For my particular case, the assumed role contains a nomenclature of botocore-session-xxx appended at the end, where "xxx" will always be a random set of numbers.

My issue is, because these sessions are dynamic and the xxx is randomly generated, I cannot manually input the corresponding digits of the actual botocore-session that is being used in the trust policy, it would not be feasible for myself.

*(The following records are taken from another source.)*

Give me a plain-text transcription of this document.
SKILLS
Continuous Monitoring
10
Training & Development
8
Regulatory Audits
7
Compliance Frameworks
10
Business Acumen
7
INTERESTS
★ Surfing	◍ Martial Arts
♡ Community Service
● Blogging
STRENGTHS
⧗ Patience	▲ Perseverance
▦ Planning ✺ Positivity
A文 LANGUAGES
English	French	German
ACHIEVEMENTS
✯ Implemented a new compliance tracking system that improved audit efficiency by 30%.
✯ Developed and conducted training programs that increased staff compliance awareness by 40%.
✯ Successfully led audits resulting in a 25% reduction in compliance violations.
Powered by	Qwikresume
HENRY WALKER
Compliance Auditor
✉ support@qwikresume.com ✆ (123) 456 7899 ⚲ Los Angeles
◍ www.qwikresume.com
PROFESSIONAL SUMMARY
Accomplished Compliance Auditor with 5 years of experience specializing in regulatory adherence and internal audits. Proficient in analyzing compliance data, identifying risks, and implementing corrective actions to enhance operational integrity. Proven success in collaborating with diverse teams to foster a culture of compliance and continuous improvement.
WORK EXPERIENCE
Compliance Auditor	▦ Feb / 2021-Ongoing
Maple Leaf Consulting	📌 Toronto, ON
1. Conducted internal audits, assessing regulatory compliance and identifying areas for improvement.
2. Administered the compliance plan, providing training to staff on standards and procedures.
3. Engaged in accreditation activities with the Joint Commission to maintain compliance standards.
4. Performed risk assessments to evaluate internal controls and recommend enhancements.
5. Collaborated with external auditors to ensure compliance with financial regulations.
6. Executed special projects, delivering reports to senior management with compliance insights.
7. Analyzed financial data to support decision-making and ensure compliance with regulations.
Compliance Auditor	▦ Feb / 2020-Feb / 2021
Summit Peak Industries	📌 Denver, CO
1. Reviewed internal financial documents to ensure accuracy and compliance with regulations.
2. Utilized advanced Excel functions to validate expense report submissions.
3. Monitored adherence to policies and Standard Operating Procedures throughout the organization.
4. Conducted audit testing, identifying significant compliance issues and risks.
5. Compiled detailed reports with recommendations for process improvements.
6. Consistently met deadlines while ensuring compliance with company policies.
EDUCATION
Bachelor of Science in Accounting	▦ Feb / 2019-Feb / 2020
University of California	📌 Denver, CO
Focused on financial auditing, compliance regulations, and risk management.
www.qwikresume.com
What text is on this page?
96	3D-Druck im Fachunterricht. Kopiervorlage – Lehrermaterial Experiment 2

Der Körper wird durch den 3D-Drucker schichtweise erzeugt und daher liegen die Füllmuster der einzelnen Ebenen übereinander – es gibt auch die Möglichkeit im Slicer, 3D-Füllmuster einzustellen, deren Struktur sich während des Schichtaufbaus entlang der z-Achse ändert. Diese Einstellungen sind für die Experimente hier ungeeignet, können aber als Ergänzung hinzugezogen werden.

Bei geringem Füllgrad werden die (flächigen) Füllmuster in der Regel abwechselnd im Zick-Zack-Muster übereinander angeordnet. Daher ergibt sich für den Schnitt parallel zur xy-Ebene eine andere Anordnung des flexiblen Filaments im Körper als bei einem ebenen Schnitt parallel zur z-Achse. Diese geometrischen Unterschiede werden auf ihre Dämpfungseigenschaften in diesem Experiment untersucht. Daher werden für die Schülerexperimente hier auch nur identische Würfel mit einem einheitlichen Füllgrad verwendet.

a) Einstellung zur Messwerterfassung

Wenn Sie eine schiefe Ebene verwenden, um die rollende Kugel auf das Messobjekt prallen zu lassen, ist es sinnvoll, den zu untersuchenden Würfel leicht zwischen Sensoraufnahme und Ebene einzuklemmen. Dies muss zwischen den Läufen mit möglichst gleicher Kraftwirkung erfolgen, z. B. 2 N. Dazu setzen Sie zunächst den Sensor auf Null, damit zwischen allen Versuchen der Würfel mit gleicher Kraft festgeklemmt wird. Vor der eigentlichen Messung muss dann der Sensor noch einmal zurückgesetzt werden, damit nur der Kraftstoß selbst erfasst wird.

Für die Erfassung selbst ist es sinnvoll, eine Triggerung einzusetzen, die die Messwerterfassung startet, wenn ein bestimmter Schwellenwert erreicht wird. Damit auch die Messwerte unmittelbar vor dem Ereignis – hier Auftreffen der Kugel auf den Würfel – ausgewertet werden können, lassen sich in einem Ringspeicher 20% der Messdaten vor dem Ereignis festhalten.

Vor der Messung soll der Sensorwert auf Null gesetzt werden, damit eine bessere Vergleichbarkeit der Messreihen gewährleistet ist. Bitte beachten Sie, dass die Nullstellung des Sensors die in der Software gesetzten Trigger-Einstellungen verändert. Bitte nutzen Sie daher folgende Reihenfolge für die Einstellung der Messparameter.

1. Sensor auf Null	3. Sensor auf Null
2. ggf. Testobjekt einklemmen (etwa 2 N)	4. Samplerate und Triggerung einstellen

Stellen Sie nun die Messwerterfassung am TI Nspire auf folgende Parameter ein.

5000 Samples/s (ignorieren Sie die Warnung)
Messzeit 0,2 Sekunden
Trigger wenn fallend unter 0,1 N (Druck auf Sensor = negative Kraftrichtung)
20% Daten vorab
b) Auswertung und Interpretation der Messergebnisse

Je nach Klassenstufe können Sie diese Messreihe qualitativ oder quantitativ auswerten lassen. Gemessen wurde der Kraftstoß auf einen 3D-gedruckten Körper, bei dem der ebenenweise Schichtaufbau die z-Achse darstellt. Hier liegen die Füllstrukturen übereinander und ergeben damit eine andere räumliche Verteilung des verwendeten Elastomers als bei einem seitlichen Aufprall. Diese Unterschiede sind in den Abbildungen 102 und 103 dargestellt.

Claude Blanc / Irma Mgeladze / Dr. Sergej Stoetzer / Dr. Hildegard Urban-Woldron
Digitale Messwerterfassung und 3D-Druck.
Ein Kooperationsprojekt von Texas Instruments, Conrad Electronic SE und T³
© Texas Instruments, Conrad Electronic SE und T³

Instead, I tried going for a wildcard approach like so:

{
 "Version": "2012-10-17",
 "Statement": [
   {
     "Effect": "Allow",
     "Principal": {
       #Role A 
       "AWS": "arn:aws:sts::1234567890:assumed-role/ubuntu/botocore-session-*"
     },
     "Action": "sts:AssumeRole"
   }
 ]
}

But the above is an invalid policy and does not work in AWS. Did I screw myself over with this approach? How can Role B contain an "open" trust policy to allow for Role A: assumed-role/test-ubuntu/botocore-session-xxx , considering that "xxx" will always be a set of random generated numbers?

Appreciate some guidance on this one.